The difference between the pain of infertility, and the pain of, say losing a loved one, is that when a loved one is lost you know they are gone and they aren’t coming back. It doesn’t necessarily soften the blow, but for me any time I have some indisputable facts looking up at me I can make my peace a little better with it. But infertility has very few indisputable facts that never change. Sperm count and motility can change depending on what you eat what vitamins you take, smoking, hot tubs, etc. A woman’s ovulation or lack thereof can also change drastically with her diet or for no reason at all. Doctors know very little about why our fertility is so unpredictable, and so many couples end up diagnosed as unexplained infertility leaving them with no specific diagnosis to make peace with. For example, my parents tried for 10 years to get pregnant and there were problems with both of them, and then after 10 years of trying and failed treatments they got pregnant naturally and had 3 babies in 3 years. They even tried to stop after me, the first one, and couldn’t. There are cases where doctors can diagnose somebody with a specific reason for their infertility that will never change, but much of the time there is little guarantee that you won’t someday start ovulating or start producing viable sperm.

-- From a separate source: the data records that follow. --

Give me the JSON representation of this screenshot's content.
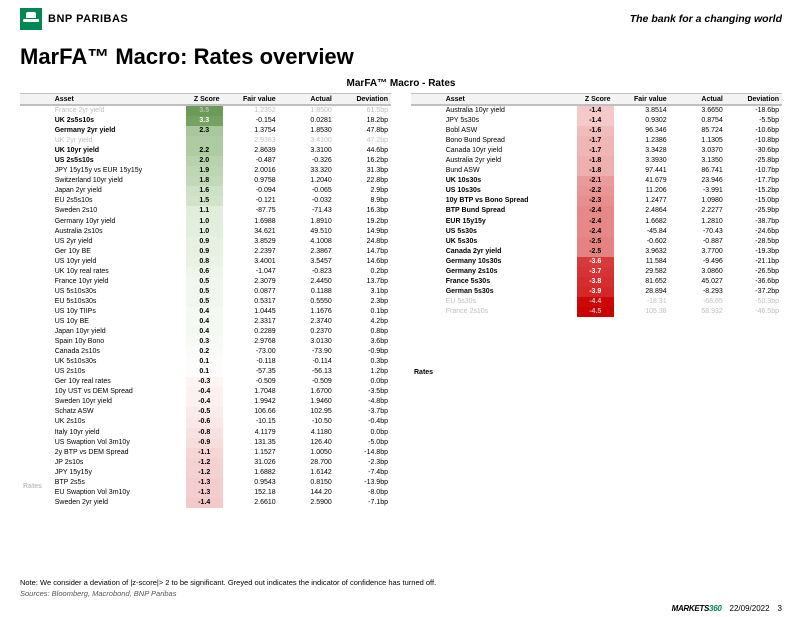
{
  "header": {
    "brand": "BNP PARIBAS",
    "tagline": "The bank for a changing world"
  },
  "title": "MarFA™ Macro: Rates overview",
  "panel_title": "MarFA™ Macro - Rates",
  "side_label": "Rates",
  "columns": [
    "Asset",
    "Z Score",
    "Fair value",
    "Actual",
    "Deviation"
  ],
  "zscale": {
    "min": -4.5,
    "max": 4.5,
    "pos_mid": "#d9ead3",
    "pos_hi": "#38761d",
    "neg_mid": "#f4cccc",
    "neg_hi": "#cc0000",
    "zero": "#ffffff"
  },
  "left": [
    {
      "asset": "France 2yr yield",
      "z": 3.5,
      "fv": "1.2352",
      "act": "1.8500",
      "dev": "61.5bp",
      "grey": true
    },
    {
      "asset": "UK 2s5s10s",
      "z": 3.3,
      "fv": "-0.154",
      "act": "0.0281",
      "dev": "18.2bp",
      "bold": true
    },
    {
      "asset": "Germany 2yr yield",
      "z": 2.3,
      "fv": "1.3754",
      "act": "1.8530",
      "dev": "47.8bp",
      "bold": true
    },
    {
      "asset": "UK 2yr yield",
      "z": 2.2,
      "fv": "2.9383",
      "act": "3.4100",
      "dev": "47.2bp",
      "grey": true
    },
    {
      "asset": "UK 10yr yield",
      "z": 2.2,
      "fv": "2.8639",
      "act": "3.3100",
      "dev": "44.6bp",
      "bold": true
    },
    {
      "asset": "US 2s5s10s",
      "z": 2.0,
      "fv": "-0.487",
      "act": "-0.326",
      "dev": "16.2bp",
      "bold": true
    },
    {
      "asset": "JPY 15y15y vs EUR 15y15y",
      "z": 1.9,
      "fv": "2.0016",
      "act": "33.320",
      "dev": "31.3bp"
    },
    {
      "asset": "Switzerland 10yr yield",
      "z": 1.8,
      "fv": "0.9758",
      "act": "1.2040",
      "dev": "22.8bp"
    },
    {
      "asset": "Japan 2yr yield",
      "z": 1.6,
      "fv": "-0.094",
      "act": "-0.065",
      "dev": "2.9bp"
    },
    {
      "asset": "EU 2s5s10s",
      "z": 1.5,
      "fv": "-0.121",
      "act": "-0.032",
      "dev": "8.9bp"
    },
    {
      "asset": "Sweden 2s10",
      "z": 1.1,
      "fv": "-87.75",
      "act": "-71.43",
      "dev": "16.3bp"
    },
    {
      "asset": "Germany 10yr yield",
      "z": 1.0,
      "fv": "1.6988",
      "act": "1.8910",
      "dev": "19.2bp"
    },
    {
      "asset": "Australia  2s10s",
      "z": 1.0,
      "fv": "34.621",
      "act": "49.510",
      "dev": "14.9bp"
    },
    {
      "asset": "US 2yr yield",
      "z": 0.9,
      "fv": "3.8529",
      "act": "4.1008",
      "dev": "24.8bp"
    },
    {
      "asset": "Ger 10y BE",
      "z": 0.9,
      "fv": "2.2397",
      "act": "2.3867",
      "dev": "14.7bp"
    },
    {
      "asset": "US 10yr yield",
      "z": 0.8,
      "fv": "3.4001",
      "act": "3.5457",
      "dev": "14.6bp"
    },
    {
      "asset": "UK 10y real rates",
      "z": 0.6,
      "fv": "-1.047",
      "act": "-0.823",
      "dev": "0.2bp"
    },
    {
      "asset": "France 10yr yield",
      "z": 0.5,
      "fv": "2.3079",
      "act": "2.4450",
      "dev": "13.7bp"
    },
    {
      "asset": "US 5s10s30s",
      "z": 0.5,
      "fv": "0.0877",
      "act": "0.1188",
      "dev": "3.1bp"
    },
    {
      "asset": "EU 5s10s30s",
      "z": 0.5,
      "fv": "0.5317",
      "act": "0.5550",
      "dev": "2.3bp"
    },
    {
      "asset": "US 10y TIIPs",
      "z": 0.4,
      "fv": "1.0445",
      "act": "1.1676",
      "dev": "0.1bp"
    },
    {
      "asset": "US 10y BE",
      "z": 0.4,
      "fv": "2.3317",
      "act": "2.3740",
      "dev": "4.2bp"
    },
    {
      "asset": "Japan 10yr yield",
      "z": 0.4,
      "fv": "0.2289",
      "act": "0.2370",
      "dev": "0.8bp"
    },
    {
      "asset": "Spain 10y Bono",
      "z": 0.3,
      "fv": "2.9768",
      "act": "3.0130",
      "dev": "3.6bp"
    },
    {
      "asset": "Canada  2s10s",
      "z": 0.2,
      "fv": "-73.00",
      "act": "-73.90",
      "dev": "-0.9bp"
    },
    {
      "asset": "UK 5s10s30s",
      "z": 0.1,
      "fv": "-0.118",
      "act": "-0.114",
      "dev": "0.3bp"
    },
    {
      "asset": "US 2s10s",
      "z": 0.1,
      "fv": "-57.35",
      "act": "-56.13",
      "dev": "1.2bp"
    },
    {
      "asset": "Ger 10y real rates",
      "z": -0.3,
      "fv": "-0.509",
      "act": "-0.509",
      "dev": "0.0bp"
    },
    {
      "asset": "10y UST vs DEM Spread",
      "z": -0.4,
      "fv": "1.7048",
      "act": "1.6700",
      "dev": "-3.5bp"
    },
    {
      "asset": "Sweden 10yr yield",
      "z": -0.4,
      "fv": "1.9942",
      "act": "1.9460",
      "dev": "-4.8bp"
    },
    {
      "asset": "Schatz ASW",
      "z": -0.5,
      "fv": "106.66",
      "act": "102.95",
      "dev": "-3.7bp"
    },
    {
      "asset": "UK  2s10s",
      "z": -0.6,
      "fv": "-10.15",
      "act": "-10.50",
      "dev": "-0.4bp"
    },
    {
      "asset": "Italy 10yr yield",
      "z": -0.8,
      "fv": "4.1179",
      "act": "4.1180",
      "dev": "0.0bp"
    },
    {
      "asset": "US Swaption Vol 3m10y",
      "z": -0.9,
      "fv": "131.35",
      "act": "126.40",
      "dev": "-5.0bp"
    },
    {
      "asset": "2y BTP vs DEM Spread",
      "z": -1.1,
      "fv": "1.1527",
      "act": "1.0050",
      "dev": "-14.8bp"
    },
    {
      "asset": "JP 2s10s",
      "z": -1.2,
      "fv": "31.026",
      "act": "28.700",
      "dev": "-2.3bp"
    },
    {
      "asset": "JPY 15y15y",
      "z": -1.2,
      "fv": "1.6882",
      "act": "1.6142",
      "dev": "-7.4bp"
    },
    {
      "asset": "BTP 2s5s",
      "z": -1.3,
      "fv": "0.9543",
      "act": "0.8150",
      "dev": "-13.9bp"
    },
    {
      "asset": "EU Swaption Vol 3m10y",
      "z": -1.3,
      "fv": "152.18",
      "act": "144.20",
      "dev": "-8.0bp"
    },
    {
      "asset": "Sweden 2yr yield",
      "z": -1.4,
      "fv": "2.6610",
      "act": "2.5900",
      "dev": "-7.1bp"
    }
  ],
  "right": [
    {
      "asset": "Australia 10yr yield",
      "z": -1.4,
      "fv": "3.8514",
      "act": "3.6650",
      "dev": "-18.6bp"
    },
    {
      "asset": "JPY 5s30s",
      "z": -1.4,
      "fv": "0.9302",
      "act": "0.8754",
      "dev": "-5.5bp"
    },
    {
      "asset": "Bobl ASW",
      "z": -1.6,
      "fv": "96.346",
      "act": "85.724",
      "dev": "-10.6bp"
    },
    {
      "asset": "Bono Bund Spread",
      "z": -1.7,
      "fv": "1.2386",
      "act": "1.1305",
      "dev": "-10.8bp"
    },
    {
      "asset": "Canada 10yr yield",
      "z": -1.7,
      "fv": "3.3428",
      "act": "3.0370",
      "dev": "-30.6bp"
    },
    {
      "asset": "Australia 2yr yield",
      "z": -1.8,
      "fv": "3.3930",
      "act": "3.1350",
      "dev": "-25.8bp"
    },
    {
      "asset": "Bund ASW",
      "z": -1.8,
      "fv": "97.441",
      "act": "86.741",
      "dev": "-10.7bp"
    },
    {
      "asset": "UK 10s30s",
      "z": -2.1,
      "fv": "41.679",
      "act": "23.946",
      "dev": "-17.7bp",
      "bold": true
    },
    {
      "asset": "US 10s30s",
      "z": -2.2,
      "fv": "11.206",
      "act": "-3.991",
      "dev": "-15.2bp",
      "bold": true
    },
    {
      "asset": "10y BTP vs Bono Spread",
      "z": -2.3,
      "fv": "1.2477",
      "act": "1.0980",
      "dev": "-15.0bp",
      "bold": true
    },
    {
      "asset": "BTP Bund Spread",
      "z": -2.4,
      "fv": "2.4864",
      "act": "2.2277",
      "dev": "-25.9bp",
      "bold": true
    },
    {
      "asset": "EUR 15y15y",
      "z": -2.4,
      "fv": "1.6682",
      "act": "1.2810",
      "dev": "-38.7bp",
      "bold": true
    },
    {
      "asset": "US 5s30s",
      "z": -2.4,
      "fv": "-45.84",
      "act": "-70.43",
      "dev": "-24.6bp",
      "bold": true
    },
    {
      "asset": "UK 5s30s",
      "z": -2.5,
      "fv": "-0.602",
      "act": "-0.887",
      "dev": "-28.5bp",
      "bold": true
    },
    {
      "asset": "Canada 2yr yield",
      "z": -2.5,
      "fv": "3.9632",
      "act": "3.7700",
      "dev": "-19.3bp",
      "bold": true
    },
    {
      "asset": "Germany 10s30s",
      "z": -3.6,
      "fv": "11.584",
      "act": "-9.496",
      "dev": "-21.1bp",
      "bold": true
    },
    {
      "asset": "Germany 2s10s",
      "z": -3.7,
      "fv": "29.582",
      "act": "3.0860",
      "dev": "-26.5bp",
      "bold": true
    },
    {
      "asset": "France 5s30s",
      "z": -3.8,
      "fv": "81.652",
      "act": "45.027",
      "dev": "-36.6bp",
      "bold": true
    },
    {
      "asset": "German 5s30s",
      "z": -3.9,
      "fv": "28.894",
      "act": "-8.293",
      "dev": "-37.2bp",
      "bold": true
    },
    {
      "asset": "EU 5s30s",
      "z": -4.4,
      "fv": "-18.31",
      "act": "-68.65",
      "dev": "-50.3bp",
      "grey": true
    },
    {
      "asset": "France  2s10s",
      "z": -4.5,
      "fv": "105.38",
      "act": "58.932",
      "dev": "-46.5bp",
      "grey": true
    }
  ],
  "notes": {
    "line1": "Note: We consider a deviation of |z-score|> 2  to be significant. Greyed out indicates the indicator of confidence has turned off.",
    "line2": "Sources: Bloomberg, Macrobond, BNP Paribas"
  },
  "footer": {
    "m360_a": "MARKETS",
    "m360_b": "360",
    "date": "22/09/2022",
    "page": "3"
  }
}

Because of this, infertility (at least for me) is a lifelong battle with Fertility Hope. Now hope in itself is not a bad thing, but Fertility Hope is hope that keeps creeping up and nipping at your heels telling you maybe this month you’re pregnant, or maybe redoing that test will yield different results and is not my friend. That Fertility Hope sets me up to be hurt time and again and it is a sadistic frenemy. In case you don’t already know, a ‘frenemy’, according to the online dictionary, is a person who pretends to be a friend but is actually an enemy.
Fertility Hope (known from here on out as FH) is my frenemy. I don’t have any physical frenemies because I have no interested in being friends with someone I don’t like or who doesn’t like me, and I would not continue to hang out with someone who treats me like FH does. Someone who always tells me things that gets my hopes up just to pull the rug out from under my feet is not a person I would keep around. FH always creeps in and starts whispering in my ear that this month is the month, or that I will get pregnant next month if I do everything right this time (as though each month the baby making failed it was our fault). FH never lets me let it go and get over it. As much as I want to make peace with infertility and leave it behind me FH keeps coming around and pushing it right back under my feet so I trip on it over and over again.
What I want, second to my want for a baby of my own, are answers. We plan on getting more tests done now that we can afford the copays and finding out once and for all what our chances are of getting pregnant naturally. It has been over two years since we have had any testing done, so we need to find out where we stand right now. If we can find out that our chances are very low then we can put this behind us and move on with our lives, and I may be able to ditch FH once and for all. I would rather know that I cannot have a baby so that I can start to deal with it than sit around for 10 years harboring my frenemy Fertility Hope. I wish to be able to banish my one and only frenemy and never have to deal with FH again.